The momentum towards ushering in new banks appears to be building up.

Nearly a year after putting out draft guidelines for licensing new banks in the private sector, the Reserve Bank of India on Tuesday released the comments it has received from various stakeholders.

Minimum capital

Existing banks and institutions, it appears, want the entry barrier raised. Certain banks and institutions have suggested that the minimum capital required should be Rs 1,000 crore instead of Rs 500 crore.

Further, certain industrial and business houses, non-banking finance companies and an industry body suggested that the time for dilution of promoter shareholding to 40 per cent in the new bank should be increased from two years to a 3-5 year horizon.

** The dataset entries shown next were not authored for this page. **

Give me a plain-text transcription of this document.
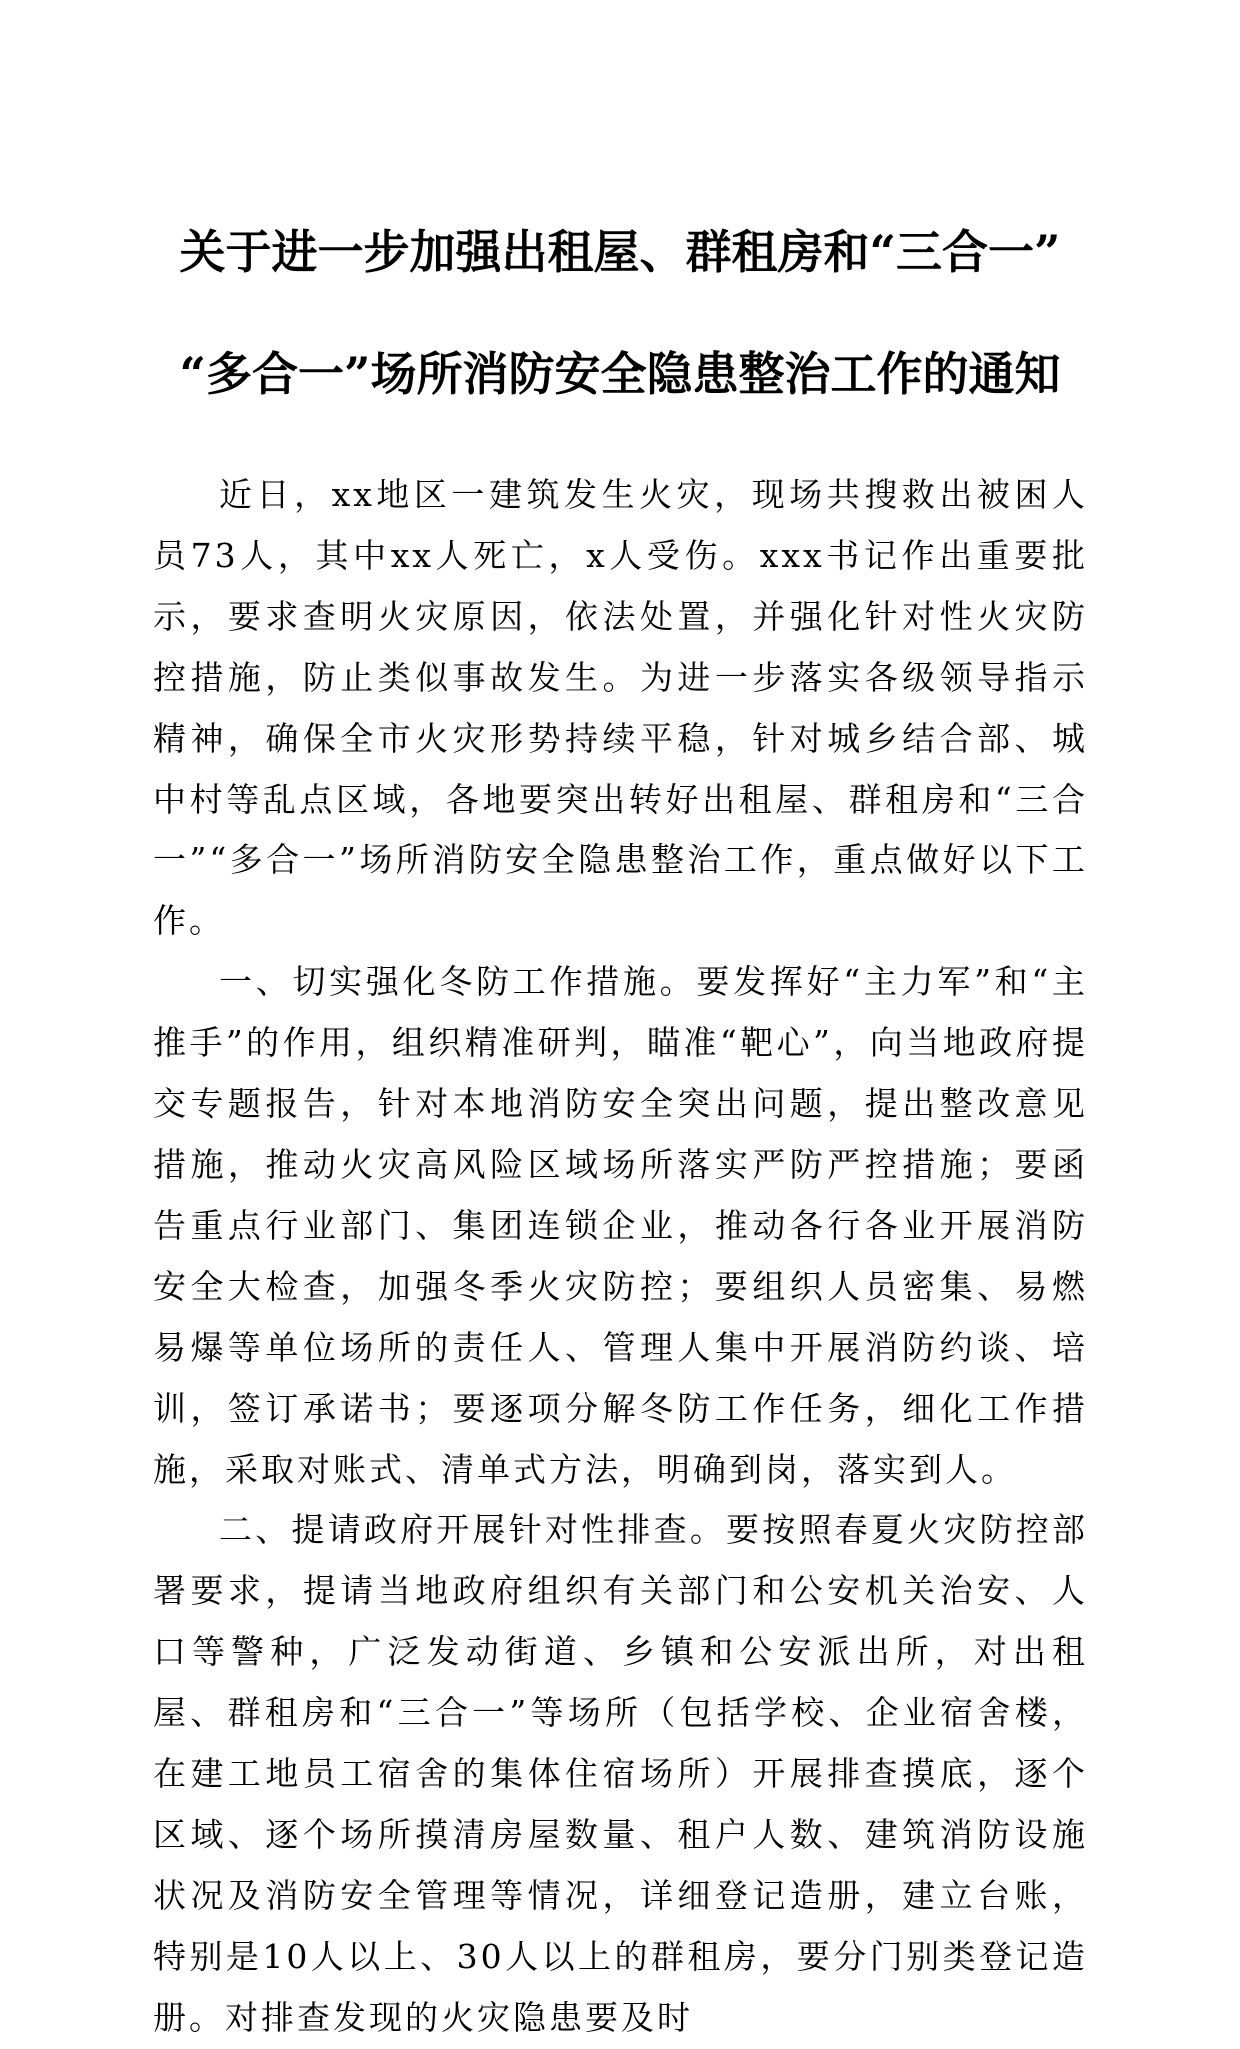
关于进一步加强出租屋、群租房和“三合一”
“多合一”场所消防安全隐患整治工作的通知

近日，xx地区一建筑发生火灾，现场共搜救出被困人员73人，其中xx人死亡，x人受伤。xxx书记作出重要批示，要求查明火灾原因，依法处置，并强化针对性火灾防控措施，防止类似事故发生。为进一步落实各级领导指示精神，确保全市火灾形势持续平稳，针对城乡结合部、城中村等乱点区域，各地要突出转好出租屋、群租房和“三合一”“多合一”场所消防安全隐患整治工作，重点做好以下工作。

一、切实强化冬防工作措施。要发挥好“主力军”和“主推手”的作用，组织精准研判，瞄准“靶心”，向当地政府提交专题报告，针对本地消防安全突出问题，提出整改意见措施，推动火灾高风险区域场所落实严防严控措施；要函告重点行业部门、集团连锁企业，推动各行各业开展消防安全大检查，加强冬季火灾防控；要组织人员密集、易燃易爆等单位场所的责任人、管理人集中开展消防约谈、培训，签订承诺书；要逐项分解冬防工作任务，细化工作措施，采取对账式、清单式方法，明确到岗，落实到人。

二、提请政府开展针对性排查。要按照春夏火灾防控部署要求，提请当地政府组织有关部门和公安机关治安、人口等警种，广泛发动街道、乡镇和公安派出所，对出租屋、群租房和“三合一”等场所（包括学校、企业宿舍楼，在建工地员工宿舍的集体住宿场所）开展排查摸底，逐个区域、逐个场所摸清房屋数量、租户人数、建筑消防设施状况及消防安全管理等情况，详细登记造册，建立台账，特别是10人以上、30人以上的群租房，要分门别类登记造册。对排查发现的火灾隐患要及时
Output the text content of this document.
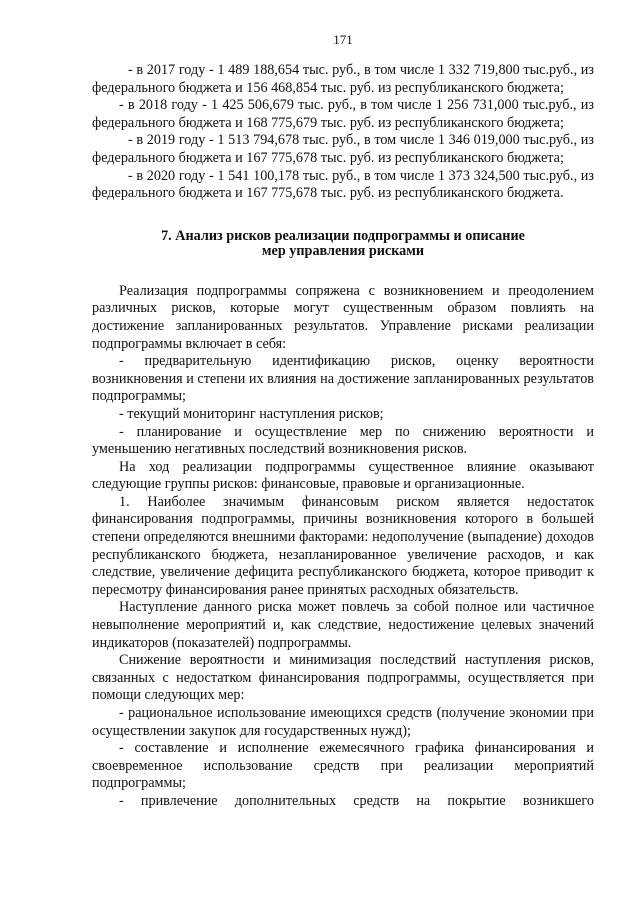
171

- в 2017 году - 1 489 188,654 тыс. руб., в том числе 1 332 719,800 тыс.руб., из федерального бюджета и 156 468,854 тыс. руб. из республиканского бюджета;

- в 2018 году - 1 425 506,679 тыс. руб., в том числе 1 256 731,000 тыс.руб., из федерального бюджета и 168 775,679 тыс. руб. из республиканского бюджета;

- в 2019 году - 1 513 794,678 тыс. руб., в том числе 1 346 019,000 тыс.руб., из федерального бюджета и 167 775,678 тыс. руб. из республиканского бюджета;

- в 2020 году - 1 541 100,178 тыс. руб., в том числе 1 373 324,500 тыс.руб., из федерального бюджета и 167 775,678 тыс. руб. из республиканского бюджета.

7. Анализ рисков реализации подпрограммы и описание
мер управления рисками

Реализация подпрограммы сопряжена с возникновением и преодолением различных рисков, которые могут существенным образом повлиять на достижение запланированных результатов. Управление рисками реализации подпрограммы включает в себя:

- предварительную идентификацию рисков, оценку вероятности возникновения и степени их влияния на достижение запланированных результатов подпрограммы;

- текущий мониторинг наступления рисков;

- планирование и осуществление мер по снижению вероятности и уменьшению негативных последствий возникновения рисков.

На ход реализации подпрограммы существенное влияние оказывают следующие группы рисков: финансовые, правовые и организационные.

1. Наиболее значимым финансовым риском является недостаток финансирования подпрограммы, причины возникновения которого в большей степени определяются внешними факторами: недополучение (выпадение) доходов республиканского бюджета, незапланированное увеличение расходов, и как следствие, увеличение дефицита республиканского бюджета, которое приводит к пересмотру финансирования ранее принятых расходных обязательств.

Наступление данного риска может повлечь за собой полное или частичное невыполнение мероприятий и, как следствие, недостижение целевых значений индикаторов (показателей) подпрограммы.

Снижение вероятности и минимизация последствий наступления рисков, связанных с недостатком финансирования подпрограммы, осуществляется при помощи следующих мер:

- рациональное использование имеющихся средств (получение экономии при осуществлении закупок для государственных нужд);

- составление и исполнение ежемесячного графика финансирования и своевременное использование средств при реализации мероприятий подпрограммы;

- привлечение дополнительных средств на покрытие возникшего
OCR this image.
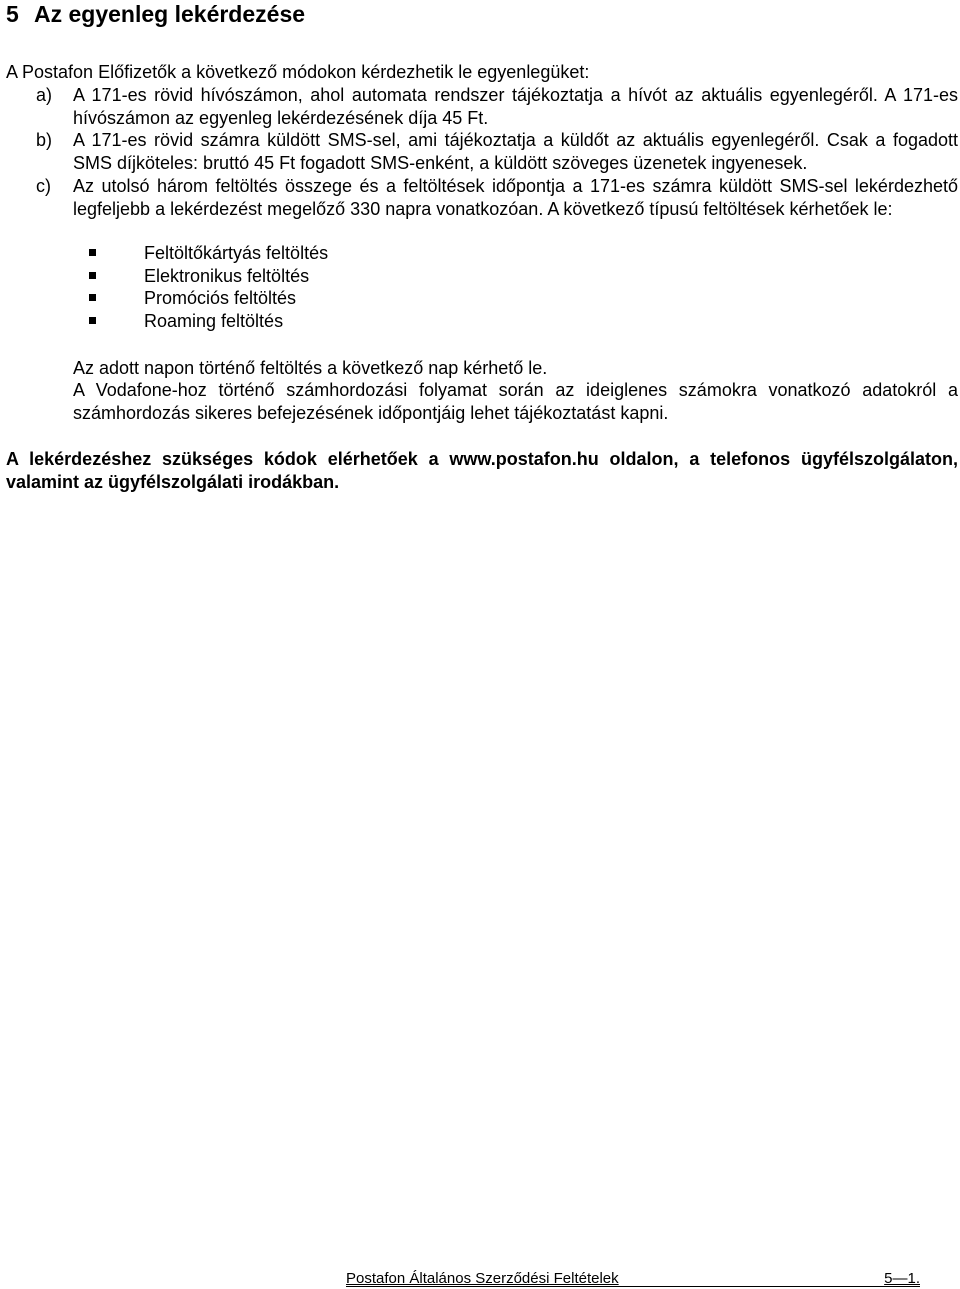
5 Az egyenleg lekérdezése
A Postafon Előfizetők a következő módokon kérdezhetik le egyenlegüket:
a) A 171-es rövid hívószámon, ahol automata rendszer tájékoztatja a hívót az aktuális egyenlegéről. A 171-es hívószámon az egyenleg lekérdezésének díja 45 Ft.
b) A 171-es rövid számra küldött SMS-sel, ami tájékoztatja a küldőt az aktuális egyenlegéről. Csak a fogadott SMS díjköteles: bruttó 45 Ft fogadott SMS-enként, a küldött szöveges üzenetek ingyenesek.
c) Az utolsó három feltöltés összege és a feltöltések időpontja a 171-es számra küldött SMS-sel lekérdezhető legfeljebb a lekérdezést megelőző 330 napra vonatkozóan. A következő típusú feltöltések kérhetőek le:
Feltöltőkártyás feltöltés
Elektronikus feltöltés
Promóciós feltöltés
Roaming feltöltés
Az adott napon történő feltöltés a következő nap kérhető le.
A Vodafone-hoz történő számhordozási folyamat során az ideiglenes számokra vonatkozó adatokról a számhordozás sikeres befejezésének időpontjáig lehet tájékoztatást kapni.
A lekérdezéshez szükséges kódok elérhetőek a www.postafon.hu oldalon, a telefonos ügyfélszolgálaton, valamint az ügyfélszolgálati irodákban.
Postafon Általános Szerződési Feltételek	5—1.
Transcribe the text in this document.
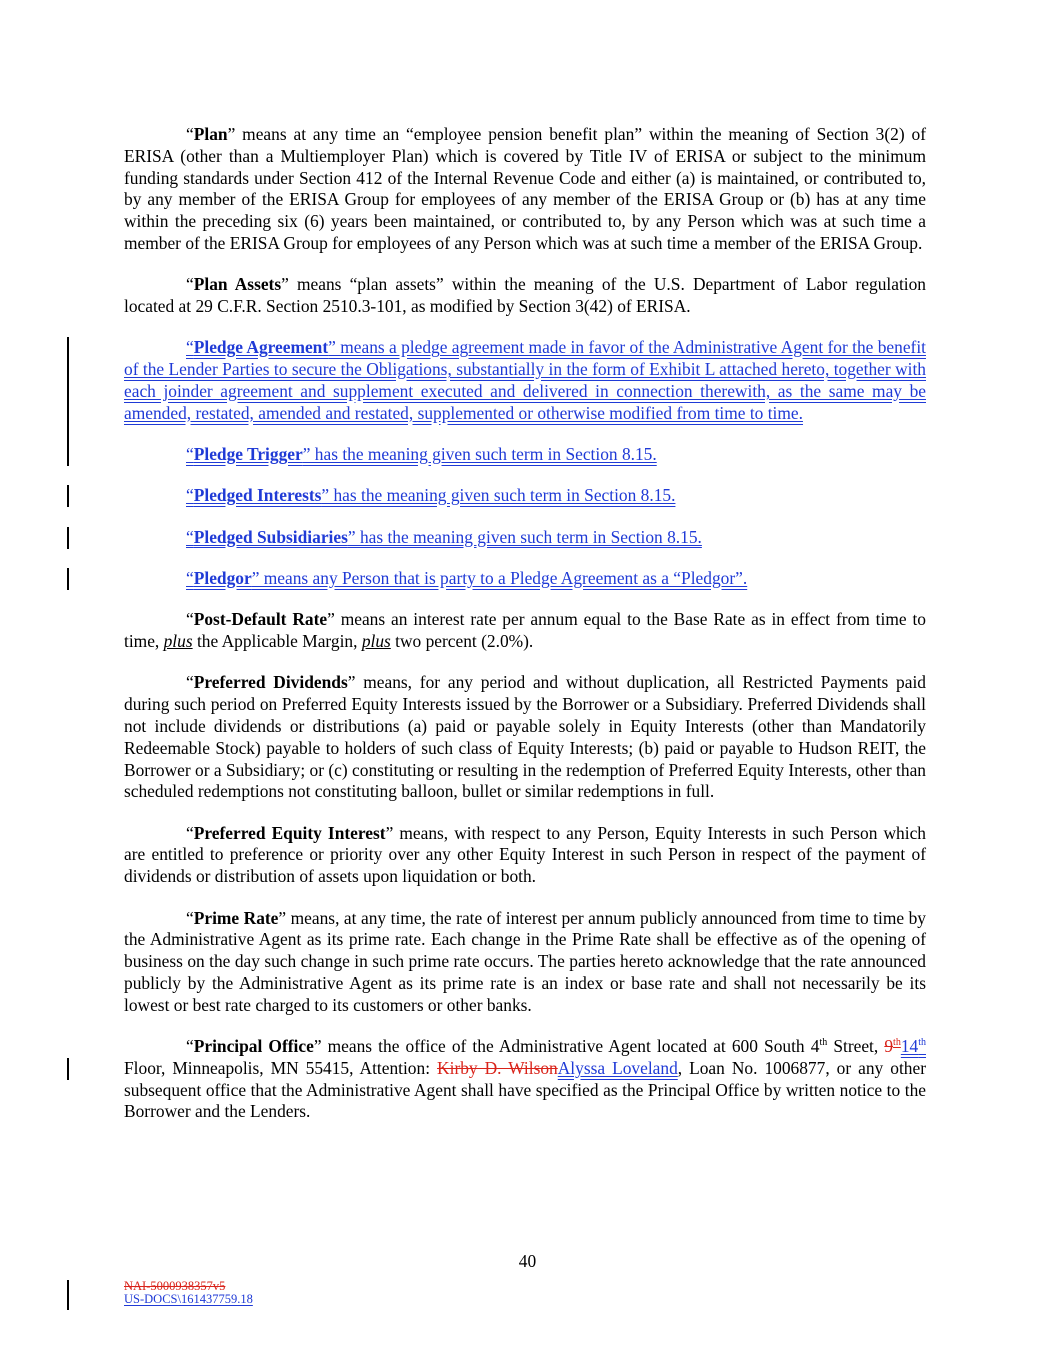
“Plan” means at any time an “employee pension benefit plan” within the meaning of Section 3(2) of ERISA (other than a Multiemployer Plan) which is covered by Title IV of ERISA or subject to the minimum funding standards under Section 412 of the Internal Revenue Code and either (a) is maintained, or contributed to, by any member of the ERISA Group for employees of any member of the ERISA Group or (b) has at any time within the preceding six (6) years been maintained, or contributed to, by any Person which was at such time a member of the ERISA Group for employees of any Person which was at such time a member of the ERISA Group.

“Plan Assets” means “plan assets” within the meaning of the U.S. Department of Labor regulation located at 29 C.F.R. Section 2510.3-101, as modified by Section 3(42) of ERISA.

“Pledge Agreement” means a pledge agreement made in favor of the Administrative Agent for the benefit of the Lender Parties to secure the Obligations, substantially in the form of Exhibit L attached hereto, together with each joinder agreement and supplement executed and delivered in connection therewith, as the same may be amended, restated, amended and restated, supplemented or otherwise modified from time to time.

“Pledge Trigger” has the meaning given such term in Section 8.15.

“Pledged Interests” has the meaning given such term in Section 8.15.

“Pledged Subsidiaries” has the meaning given such term in Section 8.15.

“Pledgor” means any Person that is party to a Pledge Agreement as a “Pledgor”.

“Post-Default Rate” means an interest rate per annum equal to the Base Rate as in effect from time to time, plus the Applicable Margin, plus two percent (2.0%).

“Preferred Dividends” means, for any period and without duplication, all Restricted Payments paid during such period on Preferred Equity Interests issued by the Borrower or a Subsidiary. Preferred Dividends shall not include dividends or distributions (a) paid or payable solely in Equity Interests (other than Mandatorily Redeemable Stock) payable to holders of such class of Equity Interests; (b) paid or payable to Hudson REIT, the Borrower or a Subsidiary; or (c) constituting or resulting in the redemption of Preferred Equity Interests, other than scheduled redemptions not constituting balloon, bullet or similar redemptions in full.

“Preferred Equity Interest” means, with respect to any Person, Equity Interests in such Person which are entitled to preference or priority over any other Equity Interest in such Person in respect of the payment of dividends or distribution of assets upon liquidation or both.

“Prime Rate” means, at any time, the rate of interest per annum publicly announced from time to time by the Administrative Agent as its prime rate. Each change in the Prime Rate shall be effective as of the opening of business on the day such change in such prime rate occurs. The parties hereto acknowledge that the rate announced publicly by the Administrative Agent as its prime rate is an index or base rate and shall not necessarily be its lowest or best rate charged to its customers or other banks.

“Principal Office” means the office of the Administrative Agent located at 600 South 4th Street, 9th14th Floor, Minneapolis, MN 55415, Attention: Kirby D. WilsonAlyssa Loveland, Loan No. 1006877, or any other subsequent office that the Administrative Agent shall have specified as the Principal Office by written notice to the Borrower and the Lenders.

40
NAI-5000938357v5
US-DOCS\161437759.18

There were suggestions to stagger the process of dilution to a period of 15 years and to permit higher stake (26-40 per cent) to promoters/non-operating holding companies (NOHCs).

Certain parties suggested that the schedule for dilution of promoters’ shareholding should be reckoned from the date of commencement of business instead of date of licensing of the bank.


Stakeholders said two years is too short a period for listing of new banks and four-five years should be provided for the same.

Further, many of them felt that the restriction of not permitting NOHCs to set up any new financial services entity for at least three years should be removed.

Some of the consultants also suggested that if the NOHC or the promoter entity holding the NOHC is listed, listing the banking entity may not be imposed.

Corporate structure

Some stakeholders suggested that the requirement of the NOHC to be wholly owned by the promoters could be revisited, and diversified shareholding at the NOHC level be permitted to improve corporate governance and avoid regulatory overlap.

Certain NBFCs also suggested that existing non-operative investment/holding companies should be allowed to own/hold shares of the NOHC.

Some entities engaged in financial services also suggested that instead of transferring all permitted activities from NBFCs to banks, certain specialised business such as infrastructure and housing finance may be allowed to be continued outside the bank.